Capability Configuration
Authentication JWT validation via ControlPlane.com JWKS
Rate limiting Per-merchant, per-endpoint
Request/response JSON↔gRPC transcoding
Aggregation Merge responses from multiple backends
Circuit breaker Backend failure isolation
Telemetry Export traces to OTel Collector

4.2 Temporal — Workflow Orchestration

Capability Usage
Payout workflows Validate → debit → transfer → settle
Remittance workflows Quote → AML → disburse → settle
Reconciliation Nightly file download → match → report
Retry policies Per-activity, exponential back-off
Persistence PostgreSQL backend for workflow state
Namespaces One per environment (sandbox, prod)

4.3 NSQ — Messaging

Capability Configuration
Topics Per-domain event (txn.payin.completed, etc)
Channels Per-consumer service
Replication 3-node nsqd cluster
Message TTL 7 days (configurable per topic)
Max in-flight 200 per channel
Dead letter After 5 failed attempts → DLQ topic

4.4 SurrealDB — Primary Data Store

Capability Configuration
Deployment Clustered, multi-node
PK region cluster Primary — all markets except BD
BD region cluster Bangladesh data residency compliance
CDE cluster Cards — PCI DSS isolated
Replication Synchronous within cluster
Encryption AES-256 at rest, mTLS in transit

4.5 Redis — Caching

Use Case TTL
OTP codes 5 minutes
Idempotency keys 24 hours
FX rate cache 120 seconds
Rate limit counters Sliding window (60 s)
Session tokens 30 minutes

4.6 Observability Stack

graph LR
    Services["Product Services"] -- "OTLP gRPC" --> Collector["OTel Collector"]
    Collector -- "Traces" --> Jaeger
    Collector -- "Metrics" --> Prometheus["Prometheus"]
    Collector -- "Logs" --> Loki["Loki"]
    Prometheus --> Grafana
    Loki --> Grafana
    Jaeger --> Grafana
    Grafana -- "Alerts" --> PagerDuty["PagerDuty"]
    Grafana -- "Alerts" --> Slack["Slack"]

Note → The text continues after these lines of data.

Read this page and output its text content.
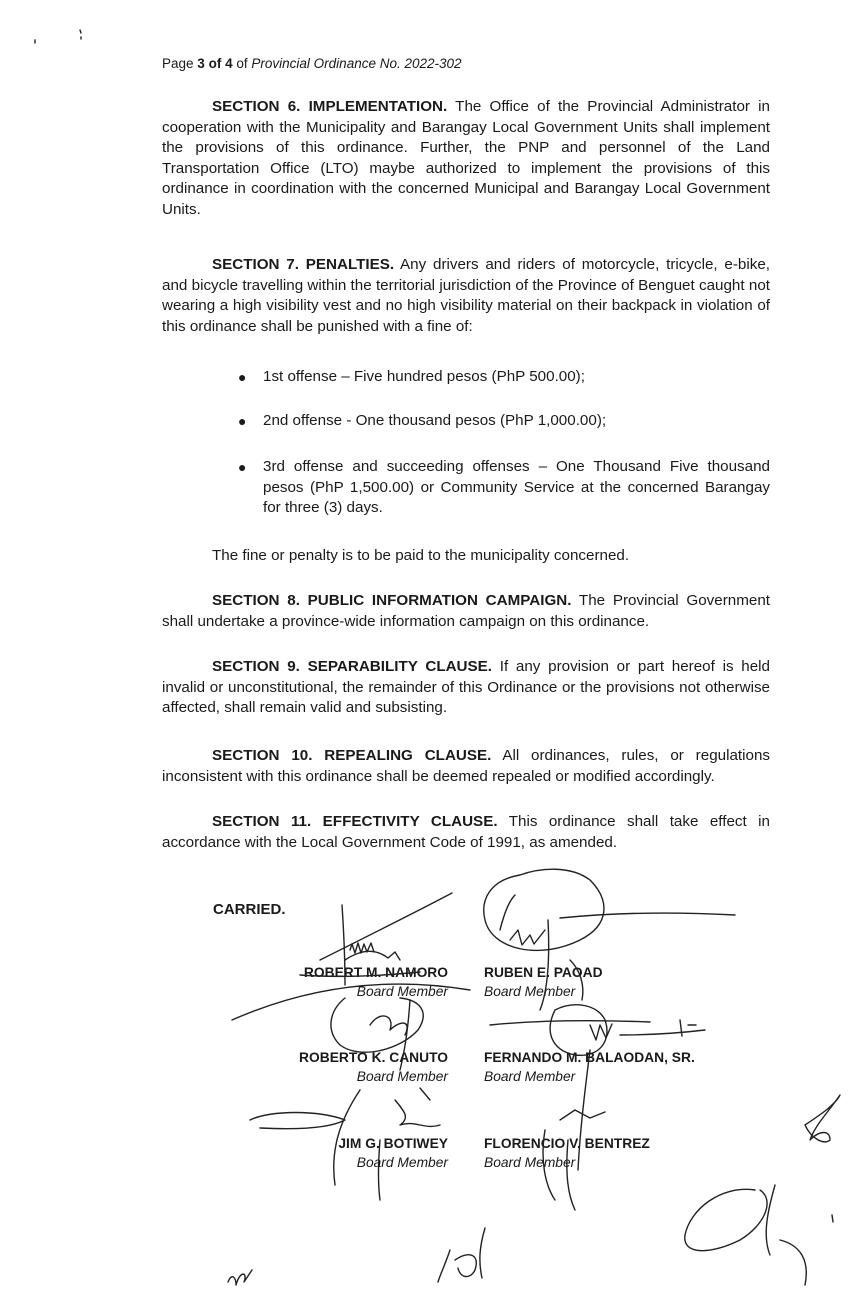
Page 3 of 4 of Provincial Ordinance No. 2022-302
SECTION 6. IMPLEMENTATION. The Office of the Provincial Administrator in cooperation with the Municipality and Barangay Local Government Units shall implement the provisions of this ordinance. Further, the PNP and personnel of the Land Transportation Office (LTO) maybe authorized to implement the provisions of this ordinance in coordination with the concerned Municipal and Barangay Local Government Units.
SECTION 7. PENALTIES. Any drivers and riders of motorcycle, tricycle, e-bike, and bicycle travelling within the territorial jurisdiction of the Province of Benguet caught not wearing a high visibility vest and no high visibility material on their backpack in violation of this ordinance shall be punished with a fine of:
● 1st offense – Five hundred pesos (PhP 500.00);
● 2nd offense - One thousand pesos (PhP 1,000.00);
● 3rd offense and succeeding offenses – One Thousand Five thousand pesos (PhP 1,500.00) or Community Service at the concerned Barangay for three (3) days.
The fine or penalty is to be paid to the municipality concerned.
SECTION 8. PUBLIC INFORMATION CAMPAIGN. The Provincial Government shall undertake a province-wide information campaign on this ordinance.
SECTION 9. SEPARABILITY CLAUSE. If any provision or part hereof is held invalid or unconstitutional, the remainder of this Ordinance or the provisions not otherwise affected, shall remain valid and subsisting.
SECTION 10. REPEALING CLAUSE. All ordinances, rules, or regulations inconsistent with this ordinance shall be deemed repealed or modified accordingly.
SECTION 11. EFFECTIVITY CLAUSE. This ordinance shall take effect in accordance with the Local Government Code of 1991, as amended.
CARRIED.
ROBERT M. NAMORO
Board Member
RUBEN E. PAOAD
Board Member
ROBERTO K. CANUTO
Board Member
FERNANDO M. BALAODAN, SR.
Board Member
JIM G. BOTIWEY
Board Member
FLORENCIO V. BENTREZ
Board Member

All services emit traces, metrics and logs via the OpenTelemetry SDK. The OTel Collector routes data to appropriate backends. Grafana provides unified dashboards and alerting.

4.7 PostHog — Product Analytics & Feature Flags

Capability Usage
Feature flags Progressive rollout of new channels
Analytics events Merchant portal usage tracking
Session replay Debug merchant portal issues
Experimentation A/B test fraud rule thresholds

4.8 ControlPlane.com — Identity & Access

Capability Usage
OIDC provider Merchant Portal SSO
Service identity mTLS certificate issuance
RBAC Role-based access for portal users
K8s integration Workload identity for pods

5. Architectural Decision Records

Changes to platform services require an ADR in /Standards/ADR/.